Clemson once again excelled in multiple areas of the NSSE, including the collaborative learning indicator, which gauges the amount of time students spend helping each other understand course material, complete projects and prepare for exams. Clemson’s results in these areas were 14 to 17 percent higher among first-year students than those at peer schools.
When asked to what extent their courses challenge them to do their best work, 64 percent of Clemson freshmen gave “high challenge” scores, compared to 53 percent at the comparative schools. For seniors, the results were 60 percent “high challenge” compared to 58 percent at the other schools.
Clemson seniors also gave exceptionally high scores when asked if they completed a culminating senior experience (20 percent higher than at peer schools), worked with a faculty member on a research project (19 percent higher), participated in an internship or similar program (19 percent higher) and if the institution emphasizes providing opportunities to be involved socially (17 percent higher).
Not surprisingly, Clemson’s strongest showings were in the “institution emphasis on attending campus activities and events” category, with freshmen 20 percent and seniors 23 percent higher than at comparison schools.

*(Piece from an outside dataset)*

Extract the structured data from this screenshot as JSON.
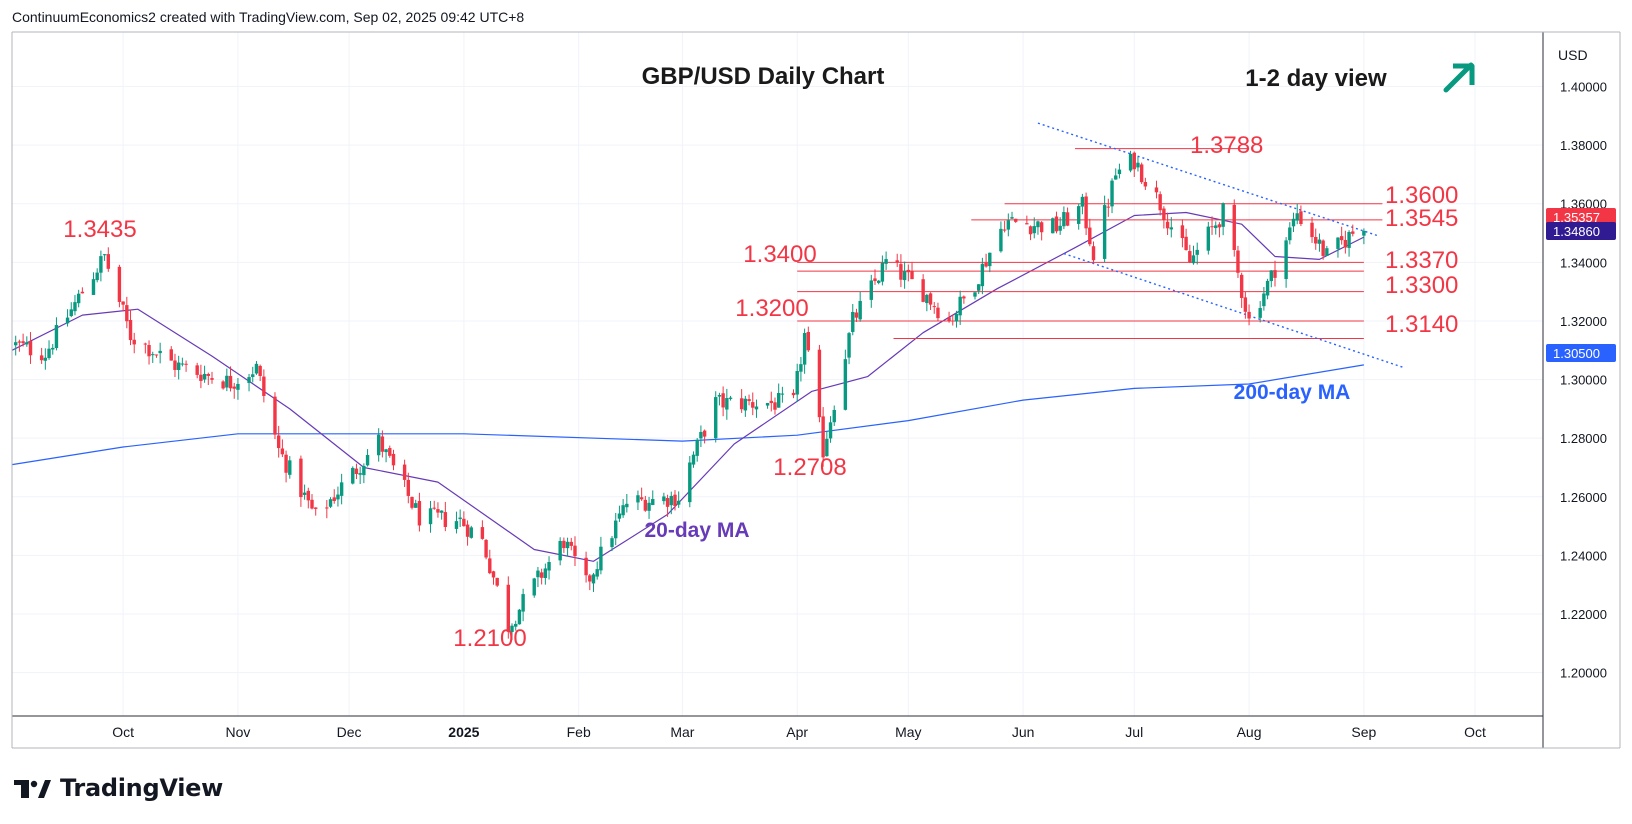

Debra Jackson, assistant to the president and vice provost for academic affairs, noted that another highlight of the study was that 95 percent of Clemson seniors said they have participated in high-impact practices, which are special undergraduate opportunities that have positive associations with student learning and retention. That is compared to 85 percent in schools within the same classification
“Eighty-one percent of our seniors have participated in one or more of these high-impact opportunities,” she said. “This is extremely important. The university is committed to providing every student opportunities for engagement and leadership, and these results support and provide evidence that we are meeting this goal.”
Jackson also pointed out that since the university participated in a special civic engagement module this year, students scored well in helping people resolve their disagreements with each other, leading a group where people from different backgrounds feel welcomed and contributing to the well-being of the community.
“Clemson didn’t score sky-high on every item, but that is exactly why the university chooses to participate in such studies,” said Jackson.
“As in all surveys, the rich data that we received indicates that we are doing some things extremely well and there are other places where we can improve,” she explained. “We need to examine the results with the faculty and staff. There are opportunities for us to try new strategies and continue to improve.”
Since its launch in 2000, more than 1,500 four-year colleges and universities in the U.S. and Canada have participated in the NSSE. This year, 640 U.S. and 73 Canadian institutions participated.